Many of the major emerging market currencies (RUB, MXN, ZAR, KRW) are surging on the hopes that the US and China are headed toward some sort of a trade deal, even if it is fairly narrow in scope – particularly pivotal for many currencies in the EM space will be the degree and nature of any agreement on the CNY exchange rate as a part of the deal.
But there is certainly a variety of EM currency performance over the last week, with the Turkish lira badly stumbling because it is struggling with geopolitical concerns as the EU may move to sanction the country for its military operations in Syria and even Russian president Putin was out expressing concerns. Given the market conditions, a significant further rise in risk sentiment will likely see a number of EM central banks continuing to feel comfortable in easing rates and the Russian Central Bank chief Nabiullina was out saying as much recently as the inflation outlook there remains benign, keeping real interest rates in Russia highly positive.

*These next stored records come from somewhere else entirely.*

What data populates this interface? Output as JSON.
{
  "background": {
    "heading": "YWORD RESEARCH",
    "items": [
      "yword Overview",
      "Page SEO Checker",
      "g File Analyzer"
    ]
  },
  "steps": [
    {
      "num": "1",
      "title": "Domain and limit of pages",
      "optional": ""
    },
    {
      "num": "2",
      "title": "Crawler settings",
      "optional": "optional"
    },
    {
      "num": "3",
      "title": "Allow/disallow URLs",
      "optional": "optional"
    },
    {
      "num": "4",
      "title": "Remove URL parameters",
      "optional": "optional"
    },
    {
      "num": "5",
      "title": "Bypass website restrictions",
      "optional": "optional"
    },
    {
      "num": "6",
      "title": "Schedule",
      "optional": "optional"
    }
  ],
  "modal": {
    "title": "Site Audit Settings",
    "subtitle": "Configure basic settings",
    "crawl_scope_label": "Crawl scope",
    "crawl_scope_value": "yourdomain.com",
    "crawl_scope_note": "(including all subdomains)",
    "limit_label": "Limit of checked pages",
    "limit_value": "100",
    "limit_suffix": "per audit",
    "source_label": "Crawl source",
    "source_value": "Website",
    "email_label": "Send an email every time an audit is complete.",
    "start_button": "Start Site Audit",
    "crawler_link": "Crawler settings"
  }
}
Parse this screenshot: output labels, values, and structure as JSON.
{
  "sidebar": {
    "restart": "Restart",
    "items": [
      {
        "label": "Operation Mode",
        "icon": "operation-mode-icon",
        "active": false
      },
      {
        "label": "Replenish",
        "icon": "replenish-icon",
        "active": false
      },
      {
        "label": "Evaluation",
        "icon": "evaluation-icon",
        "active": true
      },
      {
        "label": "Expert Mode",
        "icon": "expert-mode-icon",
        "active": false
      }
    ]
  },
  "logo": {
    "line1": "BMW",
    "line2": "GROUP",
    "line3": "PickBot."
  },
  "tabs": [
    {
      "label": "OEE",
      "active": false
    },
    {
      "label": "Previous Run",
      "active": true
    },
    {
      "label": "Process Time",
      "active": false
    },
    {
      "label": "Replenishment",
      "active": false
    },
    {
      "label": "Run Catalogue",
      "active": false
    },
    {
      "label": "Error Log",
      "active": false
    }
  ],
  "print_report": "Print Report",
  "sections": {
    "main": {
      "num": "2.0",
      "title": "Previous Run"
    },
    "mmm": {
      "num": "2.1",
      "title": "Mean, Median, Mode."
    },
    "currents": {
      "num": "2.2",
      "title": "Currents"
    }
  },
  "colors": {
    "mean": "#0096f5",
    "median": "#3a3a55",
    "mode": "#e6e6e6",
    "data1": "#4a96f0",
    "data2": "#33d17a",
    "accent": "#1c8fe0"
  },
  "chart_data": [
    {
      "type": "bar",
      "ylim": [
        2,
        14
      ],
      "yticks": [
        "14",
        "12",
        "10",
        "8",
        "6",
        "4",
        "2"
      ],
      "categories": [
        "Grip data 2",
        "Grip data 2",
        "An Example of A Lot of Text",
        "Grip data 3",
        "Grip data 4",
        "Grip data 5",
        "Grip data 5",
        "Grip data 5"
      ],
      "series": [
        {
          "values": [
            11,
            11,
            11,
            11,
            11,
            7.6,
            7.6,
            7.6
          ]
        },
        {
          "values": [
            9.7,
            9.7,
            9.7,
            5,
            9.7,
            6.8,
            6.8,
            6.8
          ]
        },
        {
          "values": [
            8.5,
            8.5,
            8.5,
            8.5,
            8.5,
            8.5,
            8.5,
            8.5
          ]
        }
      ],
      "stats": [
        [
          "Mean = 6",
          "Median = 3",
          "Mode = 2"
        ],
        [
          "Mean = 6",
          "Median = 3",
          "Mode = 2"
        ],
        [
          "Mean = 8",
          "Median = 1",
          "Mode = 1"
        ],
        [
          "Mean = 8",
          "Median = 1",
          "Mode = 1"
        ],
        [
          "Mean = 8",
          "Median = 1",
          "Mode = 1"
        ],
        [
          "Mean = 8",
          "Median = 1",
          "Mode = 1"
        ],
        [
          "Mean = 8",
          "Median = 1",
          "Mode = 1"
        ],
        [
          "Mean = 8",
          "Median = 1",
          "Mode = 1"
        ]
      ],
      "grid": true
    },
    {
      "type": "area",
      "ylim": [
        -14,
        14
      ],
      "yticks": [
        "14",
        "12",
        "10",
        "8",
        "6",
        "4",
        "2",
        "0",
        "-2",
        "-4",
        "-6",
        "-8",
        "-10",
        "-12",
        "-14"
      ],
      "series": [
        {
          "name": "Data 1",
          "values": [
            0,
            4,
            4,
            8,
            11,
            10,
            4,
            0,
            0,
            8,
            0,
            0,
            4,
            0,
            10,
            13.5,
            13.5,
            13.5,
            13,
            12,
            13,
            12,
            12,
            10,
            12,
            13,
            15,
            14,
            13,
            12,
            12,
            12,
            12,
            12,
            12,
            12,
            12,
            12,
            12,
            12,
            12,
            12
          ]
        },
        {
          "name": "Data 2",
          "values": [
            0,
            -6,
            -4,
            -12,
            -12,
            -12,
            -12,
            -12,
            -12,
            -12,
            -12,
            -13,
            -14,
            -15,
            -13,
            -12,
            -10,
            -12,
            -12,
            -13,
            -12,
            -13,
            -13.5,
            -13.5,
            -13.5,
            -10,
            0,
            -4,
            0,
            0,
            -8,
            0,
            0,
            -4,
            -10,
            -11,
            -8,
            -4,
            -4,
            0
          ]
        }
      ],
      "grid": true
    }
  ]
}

Chart: Saxo Bank Global Risk Indicator
The massive resurgence in risk appetite has not entirely been absorbed in our global risk indicator – perhaps as our corporate risk indicators haven’t had time to react today (no data for today as these are based on the US closing prices) relative to the massive resurgence in quick-reaction instruments like major equity futures and currencies. As well, because this has been a sudden comeback, volatility indicators in FX have not improved like those for equities. In short – we’ll need to see conditions continuing to improve in coming days to get traction for carry trades. We also have the economic cycle to contend with, as we suspect the US is headed toward a recession – so wondering how long the after-effects of a narrow US-China trade deal and Brexit can support global risk sentiment and carry trade interest. Some risk in coming weeks that a focus on weak earnings reports offers a more challenging headwind for carry trades.